Für Forschungsressourcen gilt ähnliches: gut getestete, fertige Ressourcen, über die es z.B. schon Veröffentlichungen gibt, können öffentlichkeitswirksam angekündigt werden. Aber manchmal will man nicht so ein großes Aufhebens machen, sondern erst einmal beobachten, wie groß der interessierte Personenkreis in Wirklichkeit ist, gerade bei großen Ressourcen hätten massive Zahlen von Nutzern manchmal auch erhebliche technische Auswirkungen. Gerade da ein vorheriger großer Test nicht ohne erheblichen Aufwand möglich ist, ist häufig ein "silent Launch" eine gute Alternative für Tests im öffentlichen Raum.

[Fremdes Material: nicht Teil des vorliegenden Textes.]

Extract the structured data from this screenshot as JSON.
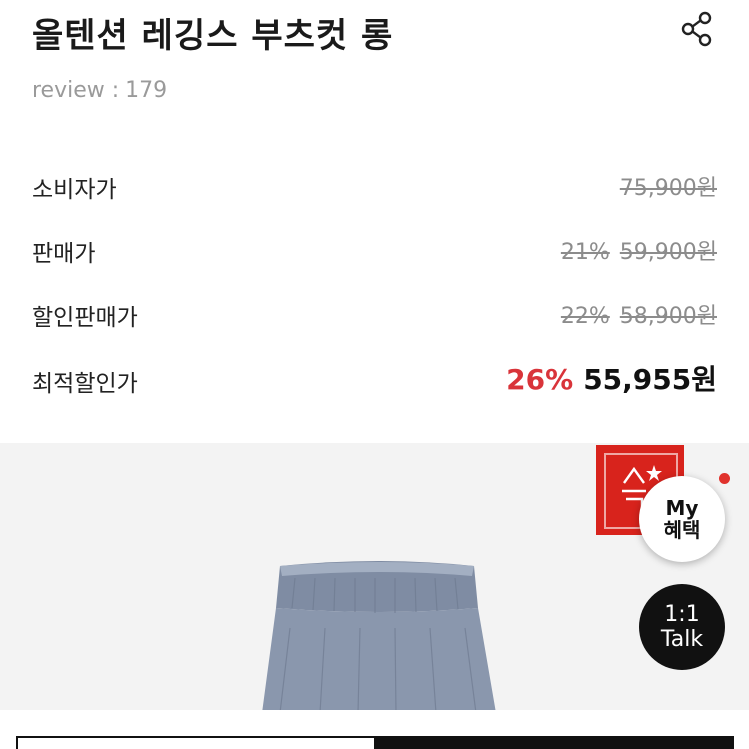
{
  "product": {
    "title": "올텐션 레깅스 부츠컷 롱",
    "review_label": "review :",
    "review_count": "179"
  },
  "prices": [
    {
      "label": "소비자가",
      "percent": "",
      "amount": "75,900원",
      "struck": true
    },
    {
      "label": "판매가",
      "percent": "21%",
      "amount": "59,900원",
      "struck": true
    },
    {
      "label": "할인판매가",
      "percent": "22%",
      "amount": "58,900원",
      "struck": true
    },
    {
      "label": "최적할인가",
      "percent": "26%",
      "amount": "55,955원",
      "struck": false
    }
  ],
  "floating": {
    "my_benefit_line1": "My",
    "my_benefit_line2": "혜택",
    "talk_line1": "1:1",
    "talk_line2": "Talk"
  },
  "icons": {
    "share": "share-icon",
    "brand": "brand-logo",
    "product": "product-image"
  },
  "colors": {
    "accent_red": "#d9343a",
    "brand_red": "#d8231c",
    "muted_text": "#8c8c8c",
    "dark": "#111111"
  }
}
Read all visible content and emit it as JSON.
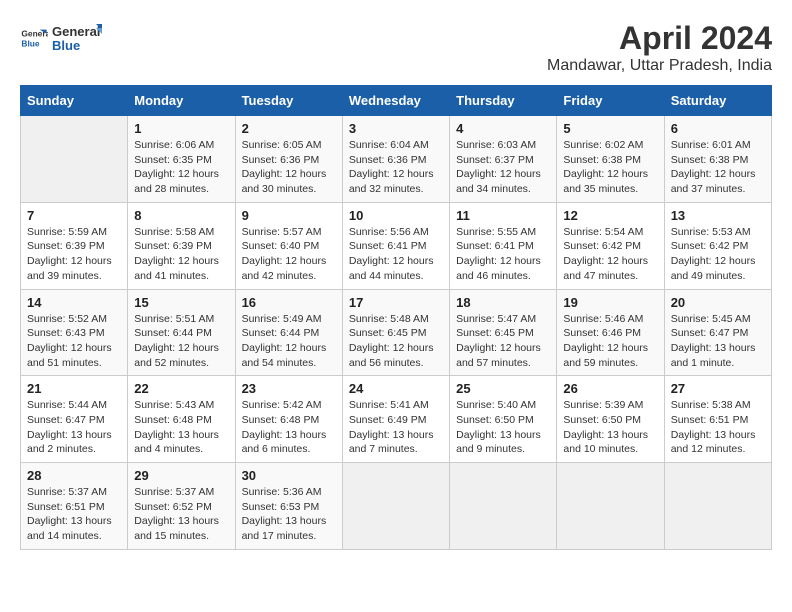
{
  "header": {
    "logo_general": "General",
    "logo_blue": "Blue",
    "title": "April 2024",
    "subtitle": "Mandawar, Uttar Pradesh, India"
  },
  "days_of_week": [
    "Sunday",
    "Monday",
    "Tuesday",
    "Wednesday",
    "Thursday",
    "Friday",
    "Saturday"
  ],
  "weeks": [
    [
      {
        "day": "",
        "info": ""
      },
      {
        "day": "1",
        "info": "Sunrise: 6:06 AM\nSunset: 6:35 PM\nDaylight: 12 hours\nand 28 minutes."
      },
      {
        "day": "2",
        "info": "Sunrise: 6:05 AM\nSunset: 6:36 PM\nDaylight: 12 hours\nand 30 minutes."
      },
      {
        "day": "3",
        "info": "Sunrise: 6:04 AM\nSunset: 6:36 PM\nDaylight: 12 hours\nand 32 minutes."
      },
      {
        "day": "4",
        "info": "Sunrise: 6:03 AM\nSunset: 6:37 PM\nDaylight: 12 hours\nand 34 minutes."
      },
      {
        "day": "5",
        "info": "Sunrise: 6:02 AM\nSunset: 6:38 PM\nDaylight: 12 hours\nand 35 minutes."
      },
      {
        "day": "6",
        "info": "Sunrise: 6:01 AM\nSunset: 6:38 PM\nDaylight: 12 hours\nand 37 minutes."
      }
    ],
    [
      {
        "day": "7",
        "info": "Sunrise: 5:59 AM\nSunset: 6:39 PM\nDaylight: 12 hours\nand 39 minutes."
      },
      {
        "day": "8",
        "info": "Sunrise: 5:58 AM\nSunset: 6:39 PM\nDaylight: 12 hours\nand 41 minutes."
      },
      {
        "day": "9",
        "info": "Sunrise: 5:57 AM\nSunset: 6:40 PM\nDaylight: 12 hours\nand 42 minutes."
      },
      {
        "day": "10",
        "info": "Sunrise: 5:56 AM\nSunset: 6:41 PM\nDaylight: 12 hours\nand 44 minutes."
      },
      {
        "day": "11",
        "info": "Sunrise: 5:55 AM\nSunset: 6:41 PM\nDaylight: 12 hours\nand 46 minutes."
      },
      {
        "day": "12",
        "info": "Sunrise: 5:54 AM\nSunset: 6:42 PM\nDaylight: 12 hours\nand 47 minutes."
      },
      {
        "day": "13",
        "info": "Sunrise: 5:53 AM\nSunset: 6:42 PM\nDaylight: 12 hours\nand 49 minutes."
      }
    ],
    [
      {
        "day": "14",
        "info": "Sunrise: 5:52 AM\nSunset: 6:43 PM\nDaylight: 12 hours\nand 51 minutes."
      },
      {
        "day": "15",
        "info": "Sunrise: 5:51 AM\nSunset: 6:44 PM\nDaylight: 12 hours\nand 52 minutes."
      },
      {
        "day": "16",
        "info": "Sunrise: 5:49 AM\nSunset: 6:44 PM\nDaylight: 12 hours\nand 54 minutes."
      },
      {
        "day": "17",
        "info": "Sunrise: 5:48 AM\nSunset: 6:45 PM\nDaylight: 12 hours\nand 56 minutes."
      },
      {
        "day": "18",
        "info": "Sunrise: 5:47 AM\nSunset: 6:45 PM\nDaylight: 12 hours\nand 57 minutes."
      },
      {
        "day": "19",
        "info": "Sunrise: 5:46 AM\nSunset: 6:46 PM\nDaylight: 12 hours\nand 59 minutes."
      },
      {
        "day": "20",
        "info": "Sunrise: 5:45 AM\nSunset: 6:47 PM\nDaylight: 13 hours\nand 1 minute."
      }
    ],
    [
      {
        "day": "21",
        "info": "Sunrise: 5:44 AM\nSunset: 6:47 PM\nDaylight: 13 hours\nand 2 minutes."
      },
      {
        "day": "22",
        "info": "Sunrise: 5:43 AM\nSunset: 6:48 PM\nDaylight: 13 hours\nand 4 minutes."
      },
      {
        "day": "23",
        "info": "Sunrise: 5:42 AM\nSunset: 6:48 PM\nDaylight: 13 hours\nand 6 minutes."
      },
      {
        "day": "24",
        "info": "Sunrise: 5:41 AM\nSunset: 6:49 PM\nDaylight: 13 hours\nand 7 minutes."
      },
      {
        "day": "25",
        "info": "Sunrise: 5:40 AM\nSunset: 6:50 PM\nDaylight: 13 hours\nand 9 minutes."
      },
      {
        "day": "26",
        "info": "Sunrise: 5:39 AM\nSunset: 6:50 PM\nDaylight: 13 hours\nand 10 minutes."
      },
      {
        "day": "27",
        "info": "Sunrise: 5:38 AM\nSunset: 6:51 PM\nDaylight: 13 hours\nand 12 minutes."
      }
    ],
    [
      {
        "day": "28",
        "info": "Sunrise: 5:37 AM\nSunset: 6:51 PM\nDaylight: 13 hours\nand 14 minutes."
      },
      {
        "day": "29",
        "info": "Sunrise: 5:37 AM\nSunset: 6:52 PM\nDaylight: 13 hours\nand 15 minutes."
      },
      {
        "day": "30",
        "info": "Sunrise: 5:36 AM\nSunset: 6:53 PM\nDaylight: 13 hours\nand 17 minutes."
      },
      {
        "day": "",
        "info": ""
      },
      {
        "day": "",
        "info": ""
      },
      {
        "day": "",
        "info": ""
      },
      {
        "day": "",
        "info": ""
      }
    ]
  ]
}
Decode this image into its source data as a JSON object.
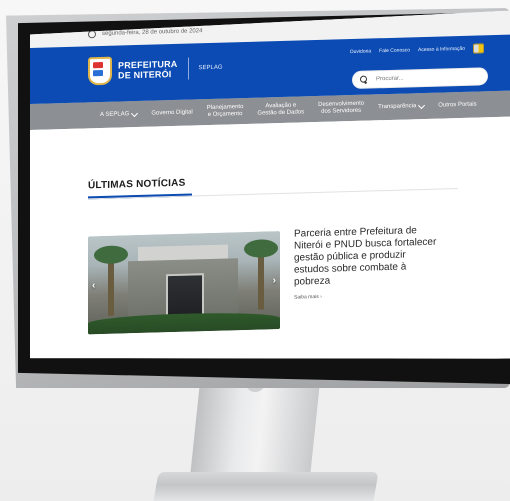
{
  "topbar": {
    "date": "segunda-feira, 28 de outubro de 2024"
  },
  "header": {
    "brand_line1": "PREFEITURA",
    "brand_line2": "DE NITERÓI",
    "org": "SEPLAG"
  },
  "util_links": [
    "Ouvidoria",
    "Fale Conosco",
    "Acesso à Informação"
  ],
  "search": {
    "placeholder": "Procurar..."
  },
  "nav": {
    "items": [
      {
        "label": "A SEPLAG",
        "has_dropdown": true
      },
      {
        "label": "Governo Digital"
      },
      {
        "label_line1": "Planejamento",
        "label_line2": "e Orçamento"
      },
      {
        "label_line1": "Avaliação e",
        "label_line2": "Gestão de Dados"
      },
      {
        "label_line1": "Desenvolvimento",
        "label_line2": "dos Servidores"
      },
      {
        "label": "Transparência",
        "has_dropdown": true
      },
      {
        "label": "Outros Portais"
      }
    ]
  },
  "section": {
    "title": "ÚLTIMAS NOTÍCIAS"
  },
  "news": {
    "headline": "Parceria entre Prefeitura de Niterói e PNUD busca fortalecer gestão pública e produzir estudos sobre combate à pobreza",
    "read_more": "Saiba mais ›",
    "photo_sign": "ANTIGO CENTRO TECNOLÓGICO"
  },
  "carousel": {
    "prev": "‹",
    "next": "›"
  },
  "icons": {
    "clock": "clock-icon",
    "search": "search-icon",
    "chevron": "chevron-down-icon",
    "flag": "language-flag-icon",
    "crest": "city-crest-icon"
  },
  "colors": {
    "brand_blue": "#0b4bb3",
    "nav_gray": "#8c8f93",
    "topbar_gray": "#f2f2f2"
  }
}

Zeitbedarf für eine Portierung

Es ist eine Binsenweisheit: Es dauert immer länger, als man meint. Zwar kann man einen Zeitplan erstellen, aber die Portierung von Webseiten unter der Verwendung eines neuen CMS ist ohne Evaluation schlecht abzuschätzen.

Wir haben, nachdem wir das neue Layout erstellt hatten und eine Probeinstallation durchgeführt haben, zunächst mit einer kleinen Anzahl von Seiten getestet, wie aufwendig unsere Portierungsstrategie war. Darauf basierend haben wir abschätzen können, wieviel Zeit und Personal wir brauchten, um die Seiten umzustellen. Dabei konnten wir den Aufwand für den Inhalt recht schnell sinnvoll abschätzen, aber die Installation und Konfiguration der Infrastruktur konnten wir nicht sinnvoll vorherbestimmen. Die einzige Möglichkeit, dies abzuschätzen, hätte darin bestanden, die Portierung durchzuführen. Daher haben wir diese Portierung nicht vorher abgeschätzt, sondern ein Drop-out formuliert: wenn die Portierung zu aufwendig geworden wäre, also über einen bestimmten Zeitaufwand gelegen hätte, hätten wir die Portierung abgebrochen.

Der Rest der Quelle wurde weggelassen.